Baby won’t help failing marriage
DEAR NATALIE: My husband and I are on the brink of divorcing, but no one in my family knows. I worry that if we don’t have a baby, I may never have one (I’m 37). Do you think it’s wrong to try and get pregnant, even if I know we may not stay together? My girlfriends think I’m crazy, but I reallywant a baby. —BABY ON THE BRAIN
DEAR BABY ON THE BRAIN: Life doesn’t always work out the way we hope or expect. Bringing another human being into the world is a huge responsibility and one that should not be made lightly.
I know you may feel the hands of time tick-tocking in your mind, but think this through. Do you really want to be attached to this man for the rest of your life, considering you are on the brink of divorcing? (I mean, there must be a reason you aren’t staying together, right?)

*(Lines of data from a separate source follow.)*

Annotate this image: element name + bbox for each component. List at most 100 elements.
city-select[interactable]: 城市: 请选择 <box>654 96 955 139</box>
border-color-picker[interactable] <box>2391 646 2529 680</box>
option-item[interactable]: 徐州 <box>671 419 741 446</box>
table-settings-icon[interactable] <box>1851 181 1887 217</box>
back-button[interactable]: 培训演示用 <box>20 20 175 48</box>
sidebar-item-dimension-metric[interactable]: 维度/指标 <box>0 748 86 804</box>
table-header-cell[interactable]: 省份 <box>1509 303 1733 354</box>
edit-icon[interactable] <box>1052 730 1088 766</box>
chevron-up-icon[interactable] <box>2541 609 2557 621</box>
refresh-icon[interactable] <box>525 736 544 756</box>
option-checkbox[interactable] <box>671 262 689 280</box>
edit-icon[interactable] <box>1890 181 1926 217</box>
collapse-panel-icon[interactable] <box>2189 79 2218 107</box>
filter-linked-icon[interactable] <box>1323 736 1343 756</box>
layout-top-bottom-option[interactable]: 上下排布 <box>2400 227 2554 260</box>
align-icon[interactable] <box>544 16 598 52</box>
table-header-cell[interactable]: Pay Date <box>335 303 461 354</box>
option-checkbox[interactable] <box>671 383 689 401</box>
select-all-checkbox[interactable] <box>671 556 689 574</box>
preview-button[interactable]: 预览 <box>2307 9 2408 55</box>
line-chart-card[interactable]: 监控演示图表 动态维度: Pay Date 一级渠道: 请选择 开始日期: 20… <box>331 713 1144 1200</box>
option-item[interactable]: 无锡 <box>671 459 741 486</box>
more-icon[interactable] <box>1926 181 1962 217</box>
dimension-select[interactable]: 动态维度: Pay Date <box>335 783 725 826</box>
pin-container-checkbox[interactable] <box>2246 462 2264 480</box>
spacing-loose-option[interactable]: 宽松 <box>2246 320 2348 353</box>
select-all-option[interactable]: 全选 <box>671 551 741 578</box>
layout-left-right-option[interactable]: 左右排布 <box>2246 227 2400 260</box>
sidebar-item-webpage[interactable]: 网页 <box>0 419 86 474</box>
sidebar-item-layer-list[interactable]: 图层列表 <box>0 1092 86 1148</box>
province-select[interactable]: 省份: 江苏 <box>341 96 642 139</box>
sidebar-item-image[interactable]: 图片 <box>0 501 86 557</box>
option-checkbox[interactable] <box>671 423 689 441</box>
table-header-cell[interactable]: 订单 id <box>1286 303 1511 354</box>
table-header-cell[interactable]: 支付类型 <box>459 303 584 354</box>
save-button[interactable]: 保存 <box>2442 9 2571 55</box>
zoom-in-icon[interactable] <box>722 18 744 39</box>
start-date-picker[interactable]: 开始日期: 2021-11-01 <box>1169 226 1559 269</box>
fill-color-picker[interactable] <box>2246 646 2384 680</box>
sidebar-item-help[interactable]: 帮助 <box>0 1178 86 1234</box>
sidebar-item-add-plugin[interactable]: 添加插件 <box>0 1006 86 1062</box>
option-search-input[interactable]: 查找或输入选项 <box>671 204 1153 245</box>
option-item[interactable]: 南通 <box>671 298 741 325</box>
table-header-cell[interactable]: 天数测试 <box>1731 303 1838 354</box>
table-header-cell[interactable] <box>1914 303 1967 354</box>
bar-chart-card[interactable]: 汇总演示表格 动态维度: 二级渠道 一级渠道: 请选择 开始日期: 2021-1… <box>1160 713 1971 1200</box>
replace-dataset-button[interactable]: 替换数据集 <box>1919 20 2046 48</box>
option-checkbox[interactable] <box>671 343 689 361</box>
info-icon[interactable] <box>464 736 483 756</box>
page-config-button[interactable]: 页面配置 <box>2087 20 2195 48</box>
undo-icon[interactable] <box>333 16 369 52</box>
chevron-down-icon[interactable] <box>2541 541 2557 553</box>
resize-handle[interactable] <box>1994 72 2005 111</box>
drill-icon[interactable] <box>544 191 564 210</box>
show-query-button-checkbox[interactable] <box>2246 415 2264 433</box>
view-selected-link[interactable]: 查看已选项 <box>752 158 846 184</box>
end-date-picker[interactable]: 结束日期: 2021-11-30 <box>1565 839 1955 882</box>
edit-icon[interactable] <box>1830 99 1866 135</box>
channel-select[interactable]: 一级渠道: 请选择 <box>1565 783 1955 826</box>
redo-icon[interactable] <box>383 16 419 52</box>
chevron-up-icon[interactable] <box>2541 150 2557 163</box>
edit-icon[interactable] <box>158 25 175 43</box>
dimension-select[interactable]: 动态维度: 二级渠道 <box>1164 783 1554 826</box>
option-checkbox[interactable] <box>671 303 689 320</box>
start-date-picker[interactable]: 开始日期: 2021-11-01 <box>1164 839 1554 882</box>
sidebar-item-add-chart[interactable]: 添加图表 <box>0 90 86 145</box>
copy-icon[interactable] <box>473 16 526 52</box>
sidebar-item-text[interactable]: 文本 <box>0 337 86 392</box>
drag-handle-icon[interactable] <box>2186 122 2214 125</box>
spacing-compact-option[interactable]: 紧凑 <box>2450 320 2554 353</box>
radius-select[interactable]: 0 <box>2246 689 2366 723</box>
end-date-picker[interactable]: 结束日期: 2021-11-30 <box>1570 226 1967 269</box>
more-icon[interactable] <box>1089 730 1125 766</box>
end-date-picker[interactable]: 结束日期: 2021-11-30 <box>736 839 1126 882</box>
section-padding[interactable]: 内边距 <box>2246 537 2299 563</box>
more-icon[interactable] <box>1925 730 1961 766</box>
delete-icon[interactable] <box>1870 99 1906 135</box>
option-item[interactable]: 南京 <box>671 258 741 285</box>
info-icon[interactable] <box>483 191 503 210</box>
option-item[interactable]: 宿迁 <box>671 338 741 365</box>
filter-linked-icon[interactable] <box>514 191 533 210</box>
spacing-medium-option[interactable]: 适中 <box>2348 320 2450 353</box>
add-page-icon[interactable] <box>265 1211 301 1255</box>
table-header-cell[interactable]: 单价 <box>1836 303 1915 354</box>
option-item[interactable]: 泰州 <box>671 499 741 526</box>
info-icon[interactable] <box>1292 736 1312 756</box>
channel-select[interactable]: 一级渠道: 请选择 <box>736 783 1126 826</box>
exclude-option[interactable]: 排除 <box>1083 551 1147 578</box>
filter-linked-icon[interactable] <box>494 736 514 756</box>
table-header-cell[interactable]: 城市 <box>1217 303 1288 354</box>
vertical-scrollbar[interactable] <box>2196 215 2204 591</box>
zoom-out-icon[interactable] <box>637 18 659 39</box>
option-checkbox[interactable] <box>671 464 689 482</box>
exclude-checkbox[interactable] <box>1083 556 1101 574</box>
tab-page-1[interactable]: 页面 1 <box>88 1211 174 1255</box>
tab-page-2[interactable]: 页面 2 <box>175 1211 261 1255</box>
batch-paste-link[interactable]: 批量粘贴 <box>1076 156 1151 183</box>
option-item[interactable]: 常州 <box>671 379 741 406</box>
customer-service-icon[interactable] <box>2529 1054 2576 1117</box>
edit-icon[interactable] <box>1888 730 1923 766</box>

Instead of trying to get pregnant, do this first. Ask him if he wants to go to counseling to see if the relationship is salvageable. If you don’t think that it is, then walk away, baby free. If you do think it is and you may just be going through a rough time, then take the time to work on your marriage first. I know babies are adorable and fun, but they grow into little people, who grow into teenagers, who grow into young adults — you get the idea. Think long and hard, and remember, there are lots of ways to be a mother, lots of children who need a home, who need a mentor, who need a friend.